Monday, October 8, 2012

Day Six: From White Horse along the Klondike Highway to Dawson City.

"Nol There's the land. (Have you seen it?) It's the cussedest land that I know, From the big, dizzy mountains that screen it To the deep, deathlike valleys below. Some say God was tired when He made it, Some say it's a fine land to shun; Maybe; but there's some as would trade it For no land on earth-and I'm one."
--- Robert Service




The Hotel was on the NW side of White Horse so it was close by the Klondike Highway going out of town.  This looks deceptively like something from the lower 48 doesn't it?  Nope it is in the Yukon Canada.


As we drove on along the Klondike Highway North of White Horse  we encountered another black bear along side the road.  I caught a quick glimpse and a picture as the driver kept going. We were 45 minutes behind schedule because a chunk of a large group traveling together had the wrong times on their watches and hadn't finished their breakfast yet.  This was the last bear, or any other large animal, we were to see for the next five days.


Large swaths of the forest along the Klondike Highway were dead. Neither the driver or the tour guide admitted to any knowledge of why. Checking later this area had been burned 30 years previously.  Things heal slowly in the far North.




One thing I did learn on the trip is that when you wander away from the bus, you sometimes find things you shouldn't.  Like a leg bone of a moose that has been chewed on near Braeburn.



Braeburn, Yukon, is actually more of a roadhouse.  It is famous for its fresh and large cinnamon rolls.



Here Mama Bear proudly exhibits one before we devoured it.





A view along the Yukon River River.  Notice that he river is following a geologic fault line where on bank is 100 feet higher than the other.  This is what the Northern forest should look.  However the harshness of the sub arctic region creates numerous micro-climates so the variety of landscape reflect that.



We were 15 minutes late for lunch at Carmacks, Yukon even though the bus driver had made up a half hour by skipping over several things.  Here is where I tell you that in season there are at least 10 tour buses spaced out over the day traveling in the same direction and stopping at all the same little places.  At 40 people per bus that a daily count of 400 people going through each place at each stop.  So by scheduling 30-45 minutes between buses they never interfere with each other or overload a very skimpily manned system.  Still when you consider that you are on two lane black top traveling through a wilderness 400 people a day isn't very many.  If you wander a 100 yards off the highway in many areas you are indeed in wilderness.  Note the guys in a canoe and wooden boat traveling down the Yukon River like the miners did over a 100 years before.

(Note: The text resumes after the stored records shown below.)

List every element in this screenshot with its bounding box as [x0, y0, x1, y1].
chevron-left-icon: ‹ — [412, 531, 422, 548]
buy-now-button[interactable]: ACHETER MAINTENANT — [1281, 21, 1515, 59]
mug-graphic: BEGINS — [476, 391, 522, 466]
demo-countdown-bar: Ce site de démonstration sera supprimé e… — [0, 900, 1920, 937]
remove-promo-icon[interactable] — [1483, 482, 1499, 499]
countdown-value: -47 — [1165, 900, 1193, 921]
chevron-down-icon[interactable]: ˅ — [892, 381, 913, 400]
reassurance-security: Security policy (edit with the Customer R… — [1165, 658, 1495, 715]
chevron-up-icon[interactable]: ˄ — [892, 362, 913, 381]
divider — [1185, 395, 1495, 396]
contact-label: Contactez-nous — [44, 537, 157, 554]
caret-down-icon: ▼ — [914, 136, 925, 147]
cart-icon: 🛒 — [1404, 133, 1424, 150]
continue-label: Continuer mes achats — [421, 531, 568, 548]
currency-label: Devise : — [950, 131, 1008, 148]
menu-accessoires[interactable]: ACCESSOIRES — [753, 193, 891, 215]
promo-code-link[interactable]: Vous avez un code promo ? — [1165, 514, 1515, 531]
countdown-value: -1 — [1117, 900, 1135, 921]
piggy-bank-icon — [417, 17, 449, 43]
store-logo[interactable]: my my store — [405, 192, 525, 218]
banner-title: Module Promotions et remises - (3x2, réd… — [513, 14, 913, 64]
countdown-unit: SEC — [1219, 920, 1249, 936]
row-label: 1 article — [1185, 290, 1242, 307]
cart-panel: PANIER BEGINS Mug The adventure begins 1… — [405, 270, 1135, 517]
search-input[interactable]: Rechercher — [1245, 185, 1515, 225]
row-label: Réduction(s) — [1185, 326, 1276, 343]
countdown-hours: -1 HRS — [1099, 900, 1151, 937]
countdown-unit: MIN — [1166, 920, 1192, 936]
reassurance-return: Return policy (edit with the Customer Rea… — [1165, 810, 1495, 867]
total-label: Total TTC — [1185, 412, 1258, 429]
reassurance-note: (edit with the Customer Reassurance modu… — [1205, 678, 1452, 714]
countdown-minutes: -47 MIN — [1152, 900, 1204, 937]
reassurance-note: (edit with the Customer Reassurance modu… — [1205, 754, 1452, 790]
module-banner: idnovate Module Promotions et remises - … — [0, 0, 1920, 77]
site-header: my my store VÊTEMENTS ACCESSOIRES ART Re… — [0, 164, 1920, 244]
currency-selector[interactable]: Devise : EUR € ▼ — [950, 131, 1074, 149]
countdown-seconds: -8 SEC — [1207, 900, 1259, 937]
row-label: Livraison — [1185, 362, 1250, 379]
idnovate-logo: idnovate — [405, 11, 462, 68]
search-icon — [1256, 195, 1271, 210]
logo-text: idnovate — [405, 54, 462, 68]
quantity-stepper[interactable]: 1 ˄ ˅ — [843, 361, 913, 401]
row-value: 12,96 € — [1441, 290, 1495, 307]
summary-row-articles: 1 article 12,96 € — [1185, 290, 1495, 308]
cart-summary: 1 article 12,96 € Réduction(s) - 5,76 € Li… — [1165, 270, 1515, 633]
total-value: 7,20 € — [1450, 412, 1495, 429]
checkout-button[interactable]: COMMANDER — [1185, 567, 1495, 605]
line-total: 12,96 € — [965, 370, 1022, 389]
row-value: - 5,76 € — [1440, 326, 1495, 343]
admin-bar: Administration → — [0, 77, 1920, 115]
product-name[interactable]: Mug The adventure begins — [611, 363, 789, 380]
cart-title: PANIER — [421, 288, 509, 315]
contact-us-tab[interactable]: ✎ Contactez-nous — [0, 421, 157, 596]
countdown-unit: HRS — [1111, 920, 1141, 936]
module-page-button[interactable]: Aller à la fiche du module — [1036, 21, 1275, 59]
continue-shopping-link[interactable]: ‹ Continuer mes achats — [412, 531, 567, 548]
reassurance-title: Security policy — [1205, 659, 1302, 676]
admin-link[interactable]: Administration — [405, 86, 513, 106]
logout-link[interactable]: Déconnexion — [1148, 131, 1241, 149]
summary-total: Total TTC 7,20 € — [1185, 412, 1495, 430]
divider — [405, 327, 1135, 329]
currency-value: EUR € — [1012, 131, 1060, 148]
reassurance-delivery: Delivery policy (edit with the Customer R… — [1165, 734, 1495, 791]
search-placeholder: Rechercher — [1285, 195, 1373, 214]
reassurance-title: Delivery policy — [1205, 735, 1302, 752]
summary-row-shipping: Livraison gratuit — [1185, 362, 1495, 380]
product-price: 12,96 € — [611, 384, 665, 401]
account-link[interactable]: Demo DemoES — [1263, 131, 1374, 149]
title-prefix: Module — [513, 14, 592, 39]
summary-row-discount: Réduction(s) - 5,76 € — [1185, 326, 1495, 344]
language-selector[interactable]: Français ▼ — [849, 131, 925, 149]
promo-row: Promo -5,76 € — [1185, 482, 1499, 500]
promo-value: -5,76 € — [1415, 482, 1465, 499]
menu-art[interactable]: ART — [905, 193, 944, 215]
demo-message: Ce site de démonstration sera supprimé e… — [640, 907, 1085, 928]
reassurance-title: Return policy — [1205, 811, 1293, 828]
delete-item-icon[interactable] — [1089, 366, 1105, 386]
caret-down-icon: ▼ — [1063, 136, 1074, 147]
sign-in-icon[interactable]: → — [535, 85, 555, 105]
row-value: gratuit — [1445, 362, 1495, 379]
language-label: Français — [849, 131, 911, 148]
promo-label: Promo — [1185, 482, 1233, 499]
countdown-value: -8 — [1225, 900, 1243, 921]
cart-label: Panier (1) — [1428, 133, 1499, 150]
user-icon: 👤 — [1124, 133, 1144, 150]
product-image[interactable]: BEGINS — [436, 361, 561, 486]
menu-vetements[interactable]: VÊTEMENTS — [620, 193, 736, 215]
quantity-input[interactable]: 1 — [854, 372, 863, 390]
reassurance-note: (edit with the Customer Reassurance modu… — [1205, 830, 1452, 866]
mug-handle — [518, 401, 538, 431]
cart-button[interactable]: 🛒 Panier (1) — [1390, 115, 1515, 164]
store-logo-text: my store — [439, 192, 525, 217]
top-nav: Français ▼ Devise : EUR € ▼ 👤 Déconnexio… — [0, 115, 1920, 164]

Yes, there is one in every crowd.  It is more impressive if you know the antlers weigh about 80 lbs.


After trying to lift them Mama Bear decide this was a better pose.



Across on the other side of the Yukon River was several thousand acres of dead Black Spruce.  The culprit was the bud worm that attacked the new grow on the tree and finally the whole conifer. Climate warming allowed the moths to live through the winters and  migrate up from the South. (The new conservative Canadian Government is discouraging this "theory")  The green trees at the bottom are a different species and haven't been affected yet.


Carmack's lodging.  It wasn't really this bad.  In fact there was a nice hotel down the road a bit.



Latter in the day we took a break at Moose Creek,YK.  Junior found the chicken coop first thing and started harassing the chickens and chicks.


So we had to find other things to distract him.


The hens were not bashful.


Indeed they thought we had come there to feed them.


Father along we entered the Taiga, much of which is on top of permafrost.  Again the Black Spruce are dead or dying from the bud worm. 


In contrast here is a health forest in the back waters of the Yukon River with healthy fores and a beaver lodge and lake.  Saw several beaver but they were not conducive to being photographed.



Just outside Dawson City we encountered the remnants of the old dredge mining operations.



The dredge tailing often had lakes among them.


The tailings from about 4000 feet  above.


Finally here we are at the Holland America owned Westmark Hotel in Dawson.  It is about 9 p.m.